Michael Brenner said a lot of the things I've been thinking about Obama's endless capitulations, sell-outs and broken promises here:
Let's make one thing perfectly clear. These actions were not imposed on Obama. They are not the inescapable outcome of political circumstances. He chose this path. It conforms to his behavior from the very start of his presidency. It was a newly-elected Obama who hand-picked Geithner and Summers. Who installed as his right-hand man Rahm Emanuel from the board of scandal-ridden Freddie Mac and deal-maker at Dresdner Kleinwort. Who declared at a press conference on the eve of his inauguration that he would not seek to repeal the Bush tax cuts but rather let them drain Treasury revenues until they expired, which of course he has conspired to prevent. Who met clandestinely with Big Pharma to cut a secret deal that ruled out the government's bargaining on drug prices. Who met clandestinely with health industry giants to cut a secret deal that ruled out the public option.
This is the same Obama who does not know the main provisions of the Social Security Act of 1935 -- as evinced on repeated occasions. Who put Social Security and Medicare on the rack by rigging his deficit commission with the appointment of Alan Simpson and Erskine Bowles. The Obama who avowedly takes his inspiration from Ronald Reagan; who spent his holiday in Hawaii reading an account of how the Gipper's White House office was run for him. The Obama who has reserved his harshest and heartfelt words for attacks on progressives. Political expediency is not the reason for turning his back on his supporters and on his pledges. After all, spurning his constituents and kowtowing to the entrenched interests led to the biggest off-year disaster in American electoral history. In short, all the evidence is that an old-school "moderate" Republican occupies the White House.
I'm watching Ed Shultz damning near pleading with Obama to take a tougher stand on what's going on in Wisconsin and thinking to myself, is there any democratic policy he's willing to taking anything more than cursory stand on? I like Obama but enough's enough. That's why I'm siding with progressives now. If the DC Dems had this big an opportunity and didn't use then they never will. And there has to be consequences for that.

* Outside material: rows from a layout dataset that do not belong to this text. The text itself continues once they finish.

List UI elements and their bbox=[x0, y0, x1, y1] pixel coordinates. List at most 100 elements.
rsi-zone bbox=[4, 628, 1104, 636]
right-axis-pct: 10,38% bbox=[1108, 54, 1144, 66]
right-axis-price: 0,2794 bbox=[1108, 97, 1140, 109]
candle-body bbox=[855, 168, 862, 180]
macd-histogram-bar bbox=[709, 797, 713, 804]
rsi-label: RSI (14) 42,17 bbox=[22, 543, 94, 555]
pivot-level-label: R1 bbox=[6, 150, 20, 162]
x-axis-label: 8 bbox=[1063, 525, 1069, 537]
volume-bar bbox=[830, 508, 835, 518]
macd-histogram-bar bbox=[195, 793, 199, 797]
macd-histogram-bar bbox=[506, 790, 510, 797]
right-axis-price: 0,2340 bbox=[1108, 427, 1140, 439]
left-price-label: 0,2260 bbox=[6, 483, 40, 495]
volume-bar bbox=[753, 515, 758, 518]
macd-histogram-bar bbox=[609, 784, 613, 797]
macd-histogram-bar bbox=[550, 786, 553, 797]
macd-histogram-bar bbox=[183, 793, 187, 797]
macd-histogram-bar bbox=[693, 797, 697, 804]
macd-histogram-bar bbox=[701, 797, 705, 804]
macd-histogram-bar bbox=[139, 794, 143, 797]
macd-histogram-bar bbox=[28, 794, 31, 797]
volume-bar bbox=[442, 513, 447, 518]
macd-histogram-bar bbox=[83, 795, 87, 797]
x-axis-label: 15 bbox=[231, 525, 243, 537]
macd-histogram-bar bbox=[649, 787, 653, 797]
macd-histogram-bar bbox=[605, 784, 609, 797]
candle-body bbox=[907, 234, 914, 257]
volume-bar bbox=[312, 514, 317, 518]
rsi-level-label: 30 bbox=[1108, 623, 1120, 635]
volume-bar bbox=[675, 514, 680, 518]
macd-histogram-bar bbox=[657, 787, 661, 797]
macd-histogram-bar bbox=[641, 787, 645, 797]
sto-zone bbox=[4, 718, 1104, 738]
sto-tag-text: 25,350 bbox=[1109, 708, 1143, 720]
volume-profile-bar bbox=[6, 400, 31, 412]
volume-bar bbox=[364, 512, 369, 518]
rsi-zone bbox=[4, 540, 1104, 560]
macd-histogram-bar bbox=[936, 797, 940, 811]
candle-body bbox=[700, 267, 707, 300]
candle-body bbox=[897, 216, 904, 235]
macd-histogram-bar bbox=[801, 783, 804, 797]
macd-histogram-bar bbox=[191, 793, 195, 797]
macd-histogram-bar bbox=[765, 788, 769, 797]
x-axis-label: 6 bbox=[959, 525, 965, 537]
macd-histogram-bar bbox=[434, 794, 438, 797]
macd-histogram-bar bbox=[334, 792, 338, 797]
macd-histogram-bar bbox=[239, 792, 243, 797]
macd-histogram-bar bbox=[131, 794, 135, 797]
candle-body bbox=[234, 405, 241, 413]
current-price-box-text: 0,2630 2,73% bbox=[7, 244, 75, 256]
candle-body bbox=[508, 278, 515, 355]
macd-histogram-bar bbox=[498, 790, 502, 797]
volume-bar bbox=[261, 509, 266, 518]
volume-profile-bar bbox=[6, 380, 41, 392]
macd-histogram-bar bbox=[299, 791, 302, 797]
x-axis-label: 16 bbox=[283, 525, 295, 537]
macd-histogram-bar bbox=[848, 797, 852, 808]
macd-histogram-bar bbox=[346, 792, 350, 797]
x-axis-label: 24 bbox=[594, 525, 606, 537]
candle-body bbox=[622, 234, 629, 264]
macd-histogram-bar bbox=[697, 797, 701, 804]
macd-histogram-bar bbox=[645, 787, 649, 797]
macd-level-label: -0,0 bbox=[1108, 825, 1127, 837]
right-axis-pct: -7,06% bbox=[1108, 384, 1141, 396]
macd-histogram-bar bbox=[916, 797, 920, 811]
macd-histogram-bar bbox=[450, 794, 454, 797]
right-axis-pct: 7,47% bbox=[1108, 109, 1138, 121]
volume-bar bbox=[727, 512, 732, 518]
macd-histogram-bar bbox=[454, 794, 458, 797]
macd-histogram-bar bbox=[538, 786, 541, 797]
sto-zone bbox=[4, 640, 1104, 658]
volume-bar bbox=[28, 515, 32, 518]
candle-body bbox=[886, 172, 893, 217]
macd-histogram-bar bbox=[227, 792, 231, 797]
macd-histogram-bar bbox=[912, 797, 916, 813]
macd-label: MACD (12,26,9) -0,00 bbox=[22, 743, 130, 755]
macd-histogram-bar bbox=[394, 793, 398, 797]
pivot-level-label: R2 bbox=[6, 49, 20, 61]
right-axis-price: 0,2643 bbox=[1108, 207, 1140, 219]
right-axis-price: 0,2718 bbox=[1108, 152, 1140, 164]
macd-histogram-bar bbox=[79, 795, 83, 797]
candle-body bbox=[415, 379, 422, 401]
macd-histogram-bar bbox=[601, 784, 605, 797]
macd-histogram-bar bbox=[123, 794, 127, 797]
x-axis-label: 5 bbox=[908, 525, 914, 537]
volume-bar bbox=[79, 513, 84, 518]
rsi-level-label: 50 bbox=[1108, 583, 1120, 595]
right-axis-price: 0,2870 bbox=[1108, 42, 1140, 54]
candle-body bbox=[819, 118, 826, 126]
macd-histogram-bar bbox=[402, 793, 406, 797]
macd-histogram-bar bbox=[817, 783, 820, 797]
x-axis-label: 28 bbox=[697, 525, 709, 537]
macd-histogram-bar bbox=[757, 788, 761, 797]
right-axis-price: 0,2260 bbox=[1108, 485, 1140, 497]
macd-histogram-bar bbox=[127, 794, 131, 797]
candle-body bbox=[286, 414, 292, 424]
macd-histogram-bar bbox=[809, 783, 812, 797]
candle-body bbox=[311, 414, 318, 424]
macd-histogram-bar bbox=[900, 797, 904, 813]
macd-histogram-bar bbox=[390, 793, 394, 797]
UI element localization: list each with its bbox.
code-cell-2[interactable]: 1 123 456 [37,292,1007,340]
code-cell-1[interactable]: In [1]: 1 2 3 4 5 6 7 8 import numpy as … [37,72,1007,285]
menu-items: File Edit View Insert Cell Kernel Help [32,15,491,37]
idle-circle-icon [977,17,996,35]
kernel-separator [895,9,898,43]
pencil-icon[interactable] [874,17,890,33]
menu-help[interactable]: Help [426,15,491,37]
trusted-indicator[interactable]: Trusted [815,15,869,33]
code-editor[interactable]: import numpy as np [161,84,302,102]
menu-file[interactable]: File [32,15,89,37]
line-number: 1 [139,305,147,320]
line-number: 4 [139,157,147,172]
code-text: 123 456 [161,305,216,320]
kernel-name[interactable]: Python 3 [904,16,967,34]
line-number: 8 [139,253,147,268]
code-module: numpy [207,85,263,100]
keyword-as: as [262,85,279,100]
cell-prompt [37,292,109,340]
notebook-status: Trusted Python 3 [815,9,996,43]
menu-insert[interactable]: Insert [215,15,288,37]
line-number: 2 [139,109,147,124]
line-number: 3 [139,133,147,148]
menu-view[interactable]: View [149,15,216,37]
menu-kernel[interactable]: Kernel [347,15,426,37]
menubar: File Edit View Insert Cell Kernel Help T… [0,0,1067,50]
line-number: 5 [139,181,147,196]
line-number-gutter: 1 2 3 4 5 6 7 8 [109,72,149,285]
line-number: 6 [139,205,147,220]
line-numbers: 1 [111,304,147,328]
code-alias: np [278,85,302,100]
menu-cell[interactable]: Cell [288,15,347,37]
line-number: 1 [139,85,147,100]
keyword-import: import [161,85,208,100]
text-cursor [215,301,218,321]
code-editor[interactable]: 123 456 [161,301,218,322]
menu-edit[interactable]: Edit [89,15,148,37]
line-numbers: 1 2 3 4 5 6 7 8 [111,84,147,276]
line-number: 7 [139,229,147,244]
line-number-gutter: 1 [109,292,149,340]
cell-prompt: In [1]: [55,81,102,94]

I remember how exhausting the Bush administration was, and remember the elation when I truly grasped that it was over. I never thought these two years would be just as exhausting, and defending Obama is exhausting work. I know the "now make me do it" line. But it shouldn't be this hard. You shouldn't have to fight your own party every step of the way. At some point it simply becomes easier to replace those Dems with new ones, preferably ones whose default settings is not to screw their own constituents and then berate them for complaining about it.
His supporters answer that by patting those silly little progressives on the head and telling them to go to their rooms until 2012. We are assured that Obama's greatness will be recognized in time and that screwing his followers is both great and necessary. The left's beliefs were great on the campaign trail but they shouldn't expect them to become policy once in office. The insinuation is that the left's policies are stupid, counter-productive, and have no merit. If Obama couldn't do it, then, by default, it couldn't be done. They entire range of existence for left is completely dependent on the president's intellectual and political abilities. He is the head of the party. The only progressives who could challenge him on a national stage are either followers or working for him.
And we're all supposed to be OK with that:
The New Realism is to take our place dutifully behind Mr. Barack Obama as responsible people must. Responsible people should not even think of doing otherwise. For that means those awful (albeit maladjusted) right-wing fanatics will take over the country. Of course, we have a duty to tell Mr. Obama that we think he's gone astray -- in some respects. But not too loudly, not in a way that could hurt his feelings. We must remember that he is all that stands between us and the Tea Partiers. Oh my gosh!
I can't imagine what Obama could do in the next who years that would make me vote for him again. I'ts time for the Democrats to do what they always do when back in the minority: keep their heads down and wait for Republicans to self-destruct. It's the only way they ever get in power anymore. It's what happens when there's no leadership, or when a leader refuses to lead.